The final COP27 text did call for phasing out coal power and some fossil fuel financing. However, some countries called for at least a phase-down of fossil fuel use.

NPR reported that Europe, small island nations, and India wanted language calling for a phasedown of fossil fuels. In the end, the statement just encouraged such measures, and the UN says “we need to massively invest in renewables and end our addiction to fossil fuels.”

At the conference, the EPA did announce strengthened proposed standards on methane emissions, which include requiring oil and gas companies to respond to third-party reports of leaks. The UN High-Level Expert Group on the Net-Zero Emissions Commitments of Non-State Entities also called to end financial support for fossil fuels.
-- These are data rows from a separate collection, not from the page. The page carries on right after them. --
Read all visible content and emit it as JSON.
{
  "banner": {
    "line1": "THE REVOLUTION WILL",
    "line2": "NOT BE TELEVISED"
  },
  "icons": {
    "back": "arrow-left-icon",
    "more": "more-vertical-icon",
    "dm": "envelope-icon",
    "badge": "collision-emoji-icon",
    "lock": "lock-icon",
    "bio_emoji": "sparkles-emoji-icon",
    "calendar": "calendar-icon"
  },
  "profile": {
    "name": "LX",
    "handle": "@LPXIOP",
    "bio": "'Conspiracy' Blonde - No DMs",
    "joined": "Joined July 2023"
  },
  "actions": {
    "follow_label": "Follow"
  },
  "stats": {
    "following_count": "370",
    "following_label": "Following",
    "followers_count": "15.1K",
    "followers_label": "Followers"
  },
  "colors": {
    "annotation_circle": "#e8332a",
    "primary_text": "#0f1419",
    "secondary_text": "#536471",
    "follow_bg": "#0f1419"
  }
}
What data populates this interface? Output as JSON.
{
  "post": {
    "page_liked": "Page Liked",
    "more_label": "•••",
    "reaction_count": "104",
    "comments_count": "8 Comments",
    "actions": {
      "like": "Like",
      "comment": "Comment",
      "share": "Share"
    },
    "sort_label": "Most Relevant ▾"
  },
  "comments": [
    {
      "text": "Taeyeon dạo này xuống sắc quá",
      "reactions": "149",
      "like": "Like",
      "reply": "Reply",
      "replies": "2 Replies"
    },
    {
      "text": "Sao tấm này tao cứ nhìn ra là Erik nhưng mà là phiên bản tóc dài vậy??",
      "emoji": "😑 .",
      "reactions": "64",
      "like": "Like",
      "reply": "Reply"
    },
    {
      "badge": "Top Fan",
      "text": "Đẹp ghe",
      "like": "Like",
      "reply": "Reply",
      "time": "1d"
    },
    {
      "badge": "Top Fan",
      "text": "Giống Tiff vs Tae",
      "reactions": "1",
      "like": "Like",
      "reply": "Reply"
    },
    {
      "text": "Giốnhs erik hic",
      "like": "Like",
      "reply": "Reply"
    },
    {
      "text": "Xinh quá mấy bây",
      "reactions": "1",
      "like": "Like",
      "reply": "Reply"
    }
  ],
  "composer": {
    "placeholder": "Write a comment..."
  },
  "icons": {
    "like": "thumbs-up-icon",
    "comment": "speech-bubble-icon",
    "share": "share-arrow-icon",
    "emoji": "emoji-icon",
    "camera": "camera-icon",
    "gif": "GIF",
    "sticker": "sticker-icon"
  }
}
Reuters reports that the oil and gas industry was more involved at COP27 than it was at COP26. Oil-producing country United Arab Emirates is the host of next year’s COP28.

Despite no significant fossil fuels action, there was a reaffirmation of maintaining the Paris Agreement’s 1.5-degree Celsius standard. That also comes with a lack of language following the conference specifically targeting emissions.

USA and China resume emissions talks

Finally, the US and China have agreed to continue climate talks after they were halted in the summer of 2022. The countries, which are the world’s largest emissions emitters, made waves at the end of COP26 with a public announcement that they would work together to curb emissions.

Last year, the countries pledged to especially address carbon and methane emissions. They also focused on renewable energy programs.

US President Biden and China President Xi Jinping met at G20, which happened at the same time as COP27 and committed to restarting talks. The CNN report says the countries met throughout the second week of COP27.